Элеонора не обрадовалась его приходу. Нет, нет, она теперь не держит дома эту литературу. Надо ехать на улицу Бутлерова, там живут супруги Киреевы, у них домик на краю Пискаревского парка, им удобно прятать все это…
Домой Саша вернулся поздно. Лариса не спала.
Угасающий гул проспекта и свежесть ночи входили в раскрытое окно. Лариса и Саша тихо разговаривали, лежа в постели.

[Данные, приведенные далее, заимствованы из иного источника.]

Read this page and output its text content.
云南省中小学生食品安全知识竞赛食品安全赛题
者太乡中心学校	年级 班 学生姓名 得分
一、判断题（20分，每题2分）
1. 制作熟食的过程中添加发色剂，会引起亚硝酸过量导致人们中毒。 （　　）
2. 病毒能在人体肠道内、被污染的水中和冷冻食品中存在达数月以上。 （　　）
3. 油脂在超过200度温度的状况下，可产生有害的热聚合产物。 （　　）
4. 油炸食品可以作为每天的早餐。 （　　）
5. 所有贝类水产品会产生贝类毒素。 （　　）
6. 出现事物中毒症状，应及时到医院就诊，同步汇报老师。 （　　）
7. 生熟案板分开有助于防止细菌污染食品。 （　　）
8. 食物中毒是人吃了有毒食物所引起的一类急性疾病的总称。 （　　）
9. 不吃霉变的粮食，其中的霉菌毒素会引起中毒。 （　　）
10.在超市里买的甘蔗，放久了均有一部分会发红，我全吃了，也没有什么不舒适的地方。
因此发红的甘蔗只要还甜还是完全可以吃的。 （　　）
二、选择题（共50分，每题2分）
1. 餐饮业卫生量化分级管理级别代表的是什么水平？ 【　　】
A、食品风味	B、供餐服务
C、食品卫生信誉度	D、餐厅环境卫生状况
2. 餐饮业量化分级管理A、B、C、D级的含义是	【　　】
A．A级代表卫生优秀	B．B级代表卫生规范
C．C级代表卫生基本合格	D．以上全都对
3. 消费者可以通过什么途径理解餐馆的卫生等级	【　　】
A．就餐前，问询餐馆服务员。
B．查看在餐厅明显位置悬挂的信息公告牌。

— Ларчик, ничего страшного. Из института меня не выгонят, ректор ко мне хорошо относится. Он на собрании ни слова не сказал. Да и, может, райком не утвердит.
— Я мечтала о спокойной жизни… Ты мог бы много сделать в математике…
— Я и сделаю. Знаешь, мое исследование по информатике не останется незамеченным. Не тревожься, Ларчик.
— Нет, Сашенька. — Впервые она назвала его так. — Не будет спокойной жизни. Не такой у тебя характер. Что поделаешь… Надо готовиться к другой…
34
Плавно, как течение Невы, теплый май перетек в прохладное лето. Своим чередом шли экзамены, Саша принимал у первокурсников, по своему обыкновению, засиживался с каждым — он ведь был дотошный.
Но подземные толчки политических событий все более грозно сотрясали уязвимо тонкую поверхность бытия. Брежневское политбюро настойчиво требовало от чехов отказа от взятого курса.
Акулиничи опять сняли комнату с верандой в Стрельне, в домике бывшей жены художника Недошивина.
— Чего они там куролесят? — ворчала она в своих огородных грядках. — Чехи, чехи, только и слыхать…
— Они хотят свободы, Леонида Васильевна, — сказал Саша.
— Свободы… К немцам они хотят. А уж немцы готовы их слопать… иху мать.
— Да ничего подобного! — Саша огляделся: нет ли поблизости Анки, не надо девочке слышать дурные слова. — Повторяете то, что по радио кричат, а сами подумать не хотите.
Он-то хотел додумать все до конца.
— Знаешь, Ларчик, что такое идеология? Это когда нельзя критиковать власть.
— Вот и не критикуй, — сказала Лариса, жарившая в кухне яичницу.
Она последнее время заметно помрачнела — куда подевались ее смешливость, жизнерадостность?
И уже близился к концу ее и Сашин отпуск. Август трепал деревья в саду, срывая и кружа желтые листья. Двадцать первого числа, в среду, Саша утром включил, как всегда, «Спидолу» — последние известия послушать. Голос диктора звучал необычно:
— Передаем заявление ТАСС. — Последовала значительная пауза. — ТАСС уполномочен заявить, что партийные и государственные деятели Чехословацкой Социалистической Республики обратились к Советскому Союзу и другим союзным государствам с просьбой об оказании братскому чехословацкому народу неотложной помощи, включая помощь вооруженными силами…
— Ты слышишь? — заорал Саша, стоя в трусах на веранде.
— Слышу, слышу, — ответила из комнаты Лариса. — Анечка, не вертись, дай заплести косу.
Голос диктора деловито произносил фразу за фразой, все было составлено в высшей степени благородно:
— Общий интернациональный долг… исходя из принципов нерасторжимой дружбы и сотрудничества… пойти навстречу упомянутой просьбе об оказании братскому…
И вот оно, самое главное:
— Советские воинские подразделения вместе с воинскими подразделениями названных союзных стран двадцать первого августа вступили на территорию Чехословакии.